In his March 29 memo, Ronald Wenkart, the general counsel for the Orange County Department of Education, told the county’s board of education that the law’s opt-out provision “does not apply to instruction, materials or programming that discusses gender, gender identity, gender expression, sexual orientation, discrimination, harassment, bullying, intimidation, relationships or family, and does not discuss human reproductive organs.”
Wenkart said parents who disagree with the state’s position on teaching about homosexuality, same-sex relationships or gender identity “may not excuse their children from this instruction,” though parents can still “advise their children that they disagree with” the content matter.
Heidi St. John, an author and speaker who covers faith, motherhood, and homeschooling as The Busy Mom, spoke out against the memo.
“The Orange County Department of Education feels it is their right to give you permission to disagree with them,” she wrote on Facebook. “These are our children! They do not belong to the schools.”
In a January report by NBC-4 Los Angeles, Orange County teacher Brenda Lebsack read from a textbook that could be used to teach students as young as kindergarten about sexual identity. “Babies can’t talk, so grown ups make a guess by looking at their bodies,” Lebsack read from the book.
After reading from the book, Lebsack noted: “I was a kid who was a tomboy, played boy stuff, pirates not barbies.

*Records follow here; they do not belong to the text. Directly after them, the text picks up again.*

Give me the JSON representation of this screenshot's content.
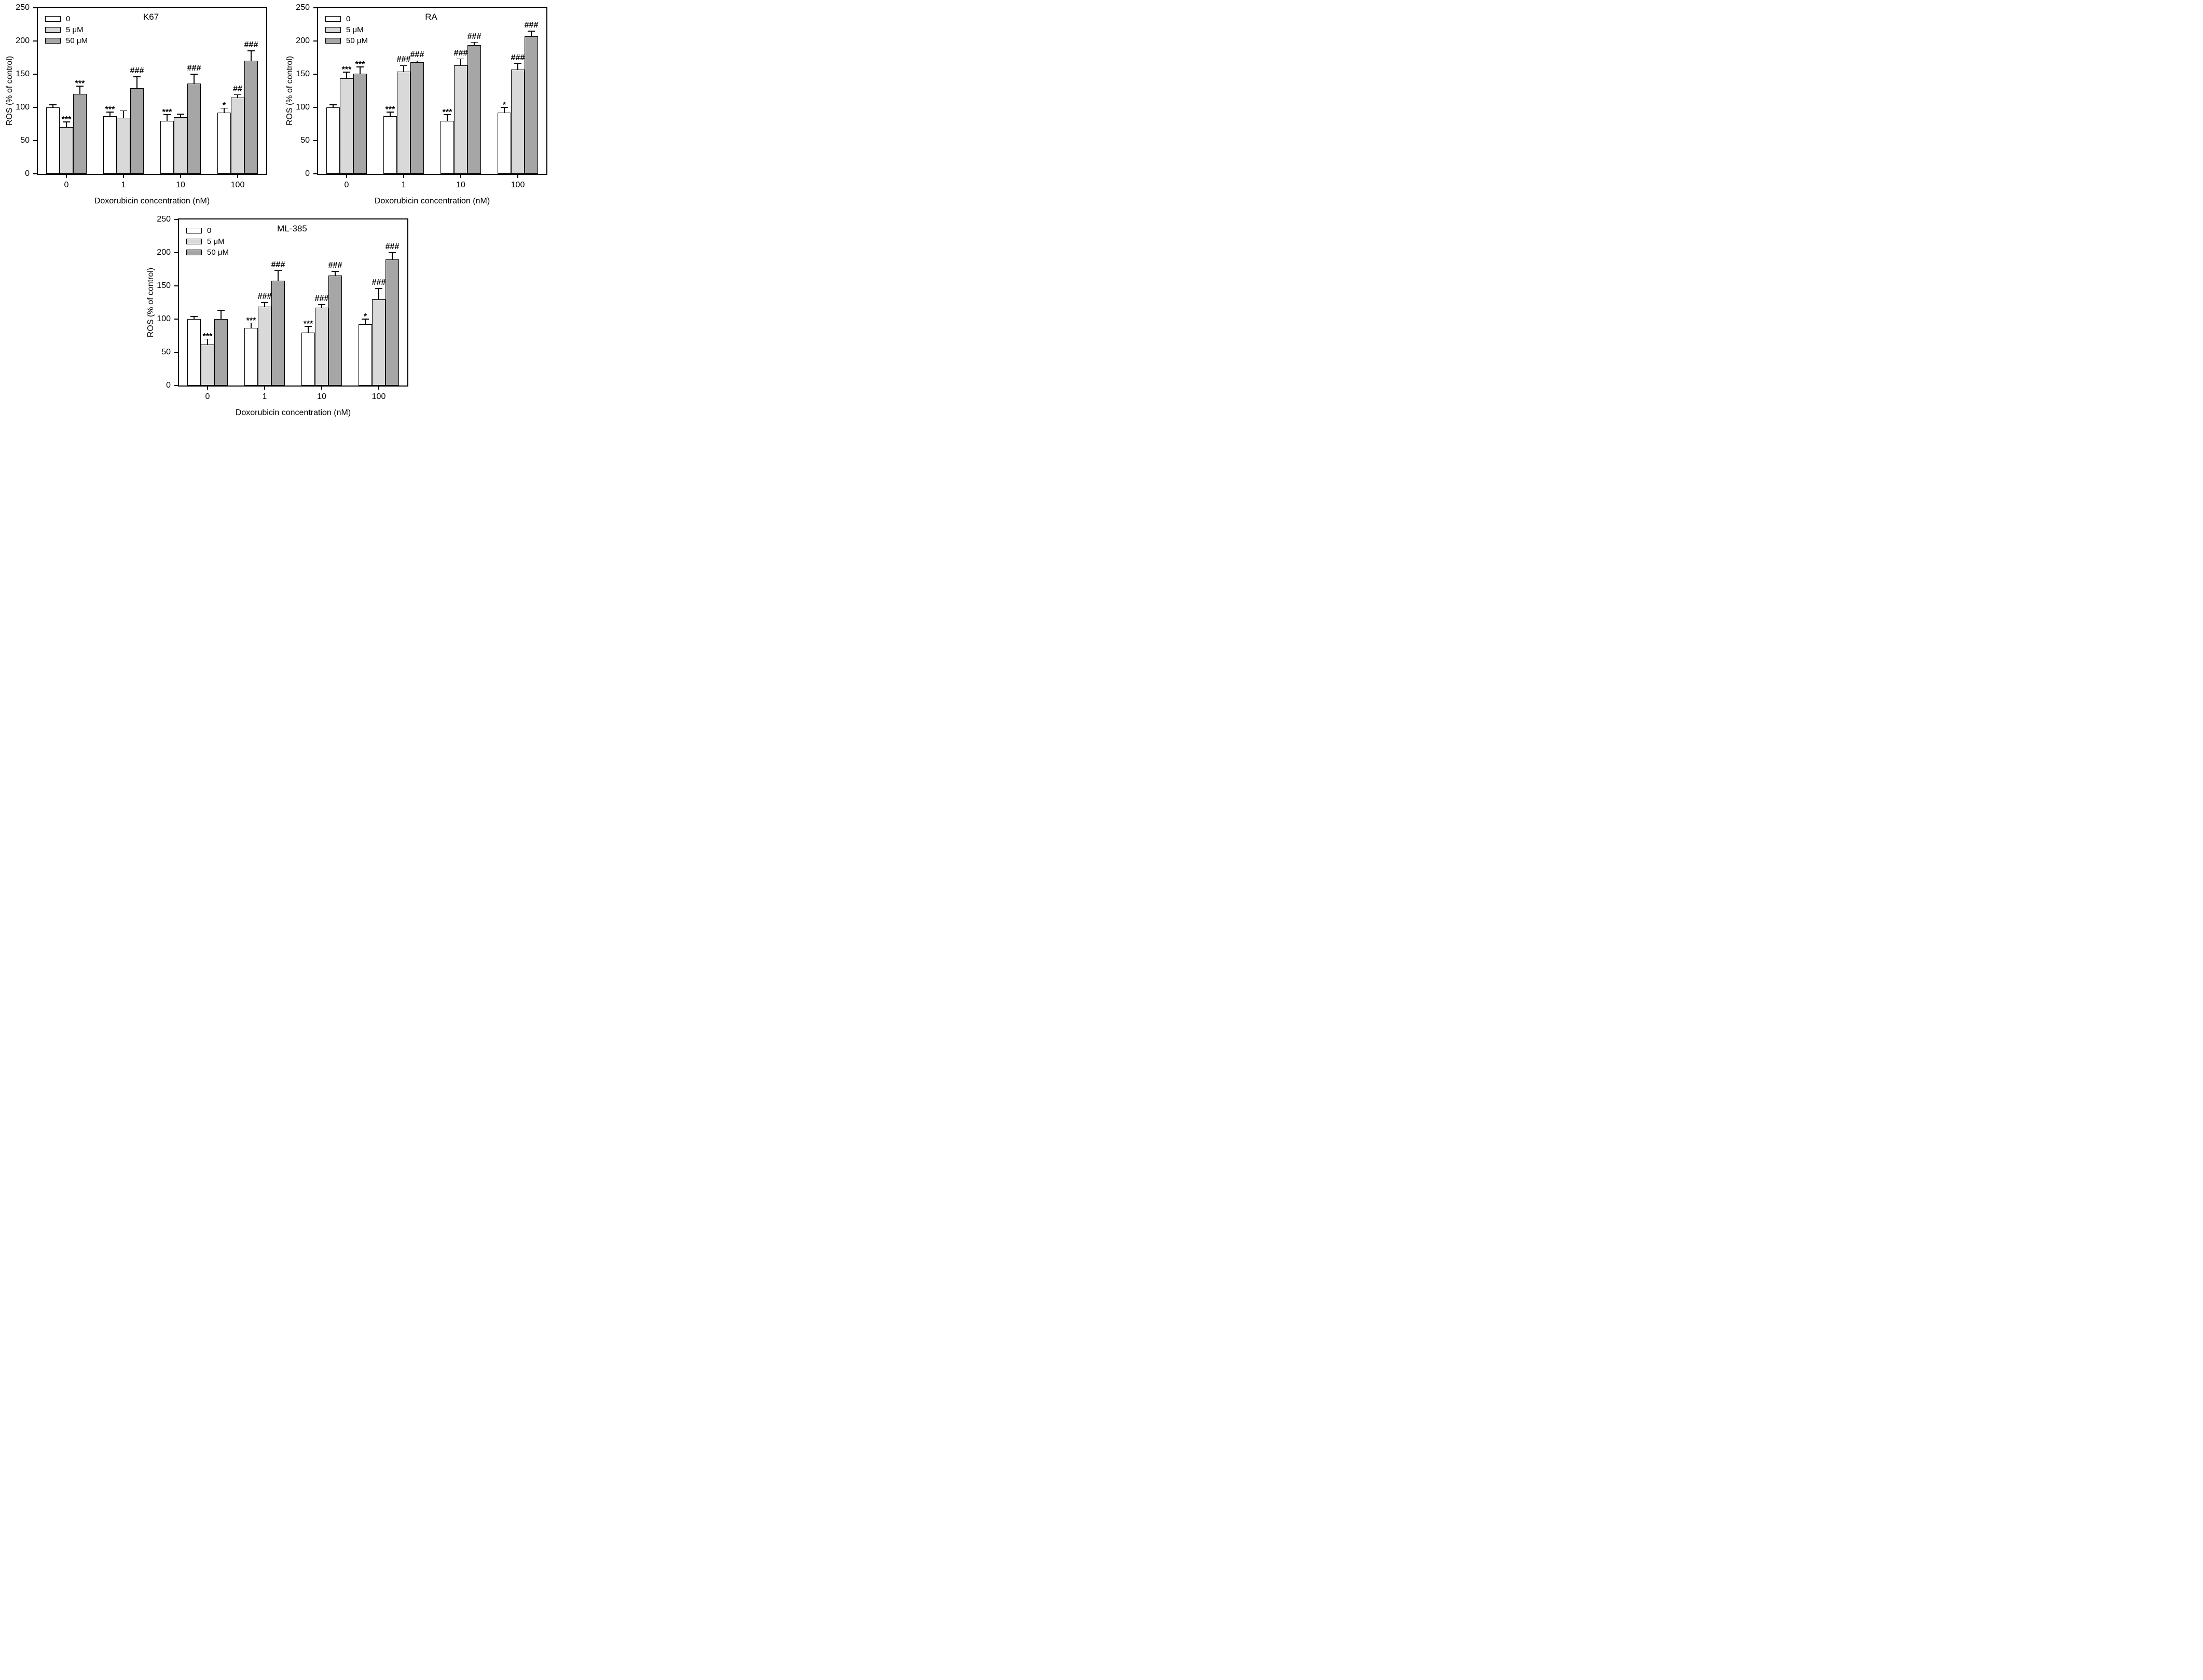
{
  "figure": {
    "background": "#ffffff",
    "bar_border_color": "#000000",
    "series_fills": [
      "#ffffff",
      "#d9d9d9",
      "#a6a6a6"
    ]
  },
  "chart_data": [
    {
      "type": "bar",
      "title": "K67",
      "xlabel": "Doxorubicin concentration (nM)",
      "ylabel": "ROS (% of control)",
      "categories": [
        "0",
        "1",
        "10",
        "100"
      ],
      "ylim": [
        0,
        250
      ],
      "yticks": [
        0,
        50,
        100,
        150,
        200,
        250
      ],
      "legend_position": "top-left",
      "grid": false,
      "series": [
        {
          "name": "0",
          "fill": "#ffffff",
          "values": [
            100,
            87,
            80,
            92
          ],
          "errors": [
            4,
            6,
            9,
            7
          ],
          "annotations": [
            "",
            "***",
            "***",
            "*"
          ]
        },
        {
          "name": "5 μM",
          "fill": "#d9d9d9",
          "values": [
            70,
            84,
            85,
            115
          ],
          "errors": [
            8,
            11,
            5,
            4
          ],
          "annotations": [
            "***",
            "",
            "",
            "##"
          ]
        },
        {
          "name": "50 μM",
          "fill": "#a6a6a6",
          "values": [
            120,
            129,
            136,
            170
          ],
          "errors": [
            12,
            17,
            14,
            15
          ],
          "annotations": [
            "***",
            "###",
            "###",
            "###"
          ]
        }
      ]
    },
    {
      "type": "bar",
      "title": "RA",
      "xlabel": "Doxorubicin concentration (nM)",
      "ylabel": "ROS (% of control)",
      "categories": [
        "0",
        "1",
        "10",
        "100"
      ],
      "ylim": [
        0,
        250
      ],
      "yticks": [
        0,
        50,
        100,
        150,
        200,
        250
      ],
      "legend_position": "top-left",
      "grid": false,
      "series": [
        {
          "name": "0",
          "fill": "#ffffff",
          "values": [
            100,
            87,
            80,
            92
          ],
          "errors": [
            4,
            6,
            9,
            8
          ],
          "annotations": [
            "",
            "***",
            "***",
            "*"
          ]
        },
        {
          "name": "5 μM",
          "fill": "#d9d9d9",
          "values": [
            144,
            154,
            163,
            157
          ],
          "errors": [
            9,
            9,
            10,
            9
          ],
          "annotations": [
            "***",
            "###",
            "###",
            "###"
          ]
        },
        {
          "name": "50 μM",
          "fill": "#a6a6a6",
          "values": [
            151,
            168,
            194,
            207
          ],
          "errors": [
            10,
            2,
            4,
            8
          ],
          "annotations": [
            "***",
            "###",
            "###",
            "###"
          ]
        }
      ]
    },
    {
      "type": "bar",
      "title": "ML-385",
      "xlabel": "Doxorubicin concentration (nM)",
      "ylabel": "ROS (% of control)",
      "categories": [
        "0",
        "1",
        "10",
        "100"
      ],
      "ylim": [
        0,
        250
      ],
      "yticks": [
        0,
        50,
        100,
        150,
        200,
        250
      ],
      "legend_position": "top-left",
      "grid": false,
      "series": [
        {
          "name": "0",
          "fill": "#ffffff",
          "values": [
            100,
            87,
            80,
            92
          ],
          "errors": [
            4,
            7,
            9,
            8
          ],
          "annotations": [
            "",
            "***",
            "***",
            "*"
          ]
        },
        {
          "name": "5 μM",
          "fill": "#d9d9d9",
          "values": [
            62,
            119,
            117,
            130
          ],
          "errors": [
            8,
            6,
            5,
            16
          ],
          "annotations": [
            "***",
            "###",
            "###",
            "###"
          ]
        },
        {
          "name": "50 μM",
          "fill": "#a6a6a6",
          "values": [
            100,
            158,
            166,
            190
          ],
          "errors": [
            13,
            15,
            6,
            10
          ],
          "annotations": [
            "",
            "###",
            "###",
            "###"
          ]
        }
      ]
    }
  ]
}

This would have really confused me.”
Lebsack noted that “Parents don’t have to be notified and there’s no opt-out if it’s not considered sex ed and this book goes into that category.”
A recent Orange County study estimates there are 2,400 transgender youth in middle and high schools in the county and another 13,000 who identify as gay lesbian or bisexual, NBC-4 report said.
Michele McNutt, who works with Youth First OC, said “Children should see themselves reflected in curriculum and environment, regardless of age or gender identity.”